Univ. of Illinois team develops high-power Li-ion microbatteries that can out-power supercapacitors while retaining comparable energy density
20 April 2013
Researchers at the University of Illinois at Urbana-Champaign have demonstrated a high-power and high-energy density microbattery constructed from interdigitated three-dimensional (3D) bicontinuous nanoporous electrodes. The new microbatteries out-power supercapacitors while retaining comparable energy density. The researchers published their results in Nature Communications.
The lithium-ion microbatteries show power densities up to 7.4 mW cm-2 µm-1, which equals or exceeds that of the best supercapacitors, and which is 2,000 times higher than that of other microbatteries, the researchers said. The microbatteries show energy densities of up to and energy densities up to 15 mW h cm-2 mm-1. The battery microarchitecture affords trade-offs between power and energy density that result in a high-performance power source, and which is scalable to larger areas.

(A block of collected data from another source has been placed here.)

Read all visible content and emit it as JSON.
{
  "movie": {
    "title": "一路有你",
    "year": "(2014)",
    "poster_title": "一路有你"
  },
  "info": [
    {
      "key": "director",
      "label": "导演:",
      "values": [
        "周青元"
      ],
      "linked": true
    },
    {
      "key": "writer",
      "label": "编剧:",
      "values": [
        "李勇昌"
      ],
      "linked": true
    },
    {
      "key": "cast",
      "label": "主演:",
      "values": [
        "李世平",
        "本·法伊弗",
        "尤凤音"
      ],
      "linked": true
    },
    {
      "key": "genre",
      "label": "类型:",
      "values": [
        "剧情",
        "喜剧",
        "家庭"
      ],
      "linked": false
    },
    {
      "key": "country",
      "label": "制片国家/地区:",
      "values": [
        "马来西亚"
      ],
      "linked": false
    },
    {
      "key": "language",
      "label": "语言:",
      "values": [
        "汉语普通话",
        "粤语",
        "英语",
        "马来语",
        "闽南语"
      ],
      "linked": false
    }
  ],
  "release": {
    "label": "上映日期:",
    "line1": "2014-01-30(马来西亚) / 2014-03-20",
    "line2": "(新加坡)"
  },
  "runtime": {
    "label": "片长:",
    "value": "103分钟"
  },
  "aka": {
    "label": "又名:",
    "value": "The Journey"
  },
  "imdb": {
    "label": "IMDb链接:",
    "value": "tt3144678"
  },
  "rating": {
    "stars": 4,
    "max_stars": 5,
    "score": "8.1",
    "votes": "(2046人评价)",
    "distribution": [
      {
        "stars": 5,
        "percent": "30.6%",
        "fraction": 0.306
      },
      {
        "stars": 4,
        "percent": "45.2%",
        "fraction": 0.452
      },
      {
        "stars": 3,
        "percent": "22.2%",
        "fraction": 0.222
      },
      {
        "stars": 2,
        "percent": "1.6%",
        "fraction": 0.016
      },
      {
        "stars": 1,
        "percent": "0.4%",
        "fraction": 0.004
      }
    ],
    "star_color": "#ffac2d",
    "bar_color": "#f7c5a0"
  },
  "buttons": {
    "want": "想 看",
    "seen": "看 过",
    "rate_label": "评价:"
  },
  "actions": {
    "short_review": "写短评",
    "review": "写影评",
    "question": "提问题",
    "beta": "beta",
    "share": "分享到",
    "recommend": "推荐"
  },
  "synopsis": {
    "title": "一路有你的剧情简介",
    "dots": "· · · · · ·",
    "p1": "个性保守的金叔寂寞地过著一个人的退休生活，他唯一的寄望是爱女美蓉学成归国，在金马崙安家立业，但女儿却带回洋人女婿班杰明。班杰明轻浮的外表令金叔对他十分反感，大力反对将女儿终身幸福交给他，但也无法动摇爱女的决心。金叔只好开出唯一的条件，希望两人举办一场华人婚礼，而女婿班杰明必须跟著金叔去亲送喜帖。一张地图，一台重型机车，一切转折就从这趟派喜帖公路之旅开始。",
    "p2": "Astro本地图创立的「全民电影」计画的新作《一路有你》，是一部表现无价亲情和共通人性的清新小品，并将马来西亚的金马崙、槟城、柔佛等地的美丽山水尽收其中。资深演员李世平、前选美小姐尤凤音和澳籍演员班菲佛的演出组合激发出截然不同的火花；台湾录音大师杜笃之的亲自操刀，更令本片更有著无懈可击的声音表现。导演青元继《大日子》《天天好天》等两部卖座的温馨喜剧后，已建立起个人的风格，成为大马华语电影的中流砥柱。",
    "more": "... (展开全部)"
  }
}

The performance of power sources is typically measured by power and energy stored per unit mass or unit volume. For conventional lithium ion batteries, typical volumetric energy and power densities are around 10–60 mW h cm-2 mm-1 and 1–100 mW cm-2 mm-1. It is possible to achieve higher power density, up to 1,000 mW cm-2 mm-1, by using porous battery electrodes that reduce ion diffusion through the active anode and cathode materials, as well as designs that reduce ion diffusion time in the electrolyte and decrease electrical resistance in the electrodes. Most publications on high-power batteries focus on either anode or cathode half cells, and show improved power density at the expense of energy density. In principle, a battery architecture based on 3D integrated porous microelectrodes could achieve high-power density without sacrificing energy density by combining small ion diffusion distances, large percentage of active material and highly conductive electrodes. Such a microarchitecture could also enable miniature batteries suitable for microelectronics integration.
...It has proven difficult for batteries of any size to achieve the high power of a supercapacitor, which can be fabricated at nearly any size and have power density larger than 4.0 mW cm-2 mm-1. It is challenging to integrate 3D electrodes into a complete microbattery cell, owing to the difficulty of integrating 3D elements of anode and cathode materials, along with the need to control materials uniformity and feature sizes across a range of length scales of 10 nm–1 mm.—Pikul et al.
Building on a novel fast-charging cathode design by materials science and engineering professor Paul Braun’s group, William King’s team developed a matching anode and then developed a new way to integrate the two components at the microscale.
The electrodes are a thin layer of nickel–tin (anode) or lithiated manganese oxide (LMO) (cathode) conformally coated onto interdigitated highly porous metallic scaffolds. The microarchitecture provides short electron and ion transport lengths in the electrolytically active material and electrolyte (yielding high-power density) while maintaining a high volume of active material (yielding high-energy density). The active material thickness varies between 17 and 90 nm.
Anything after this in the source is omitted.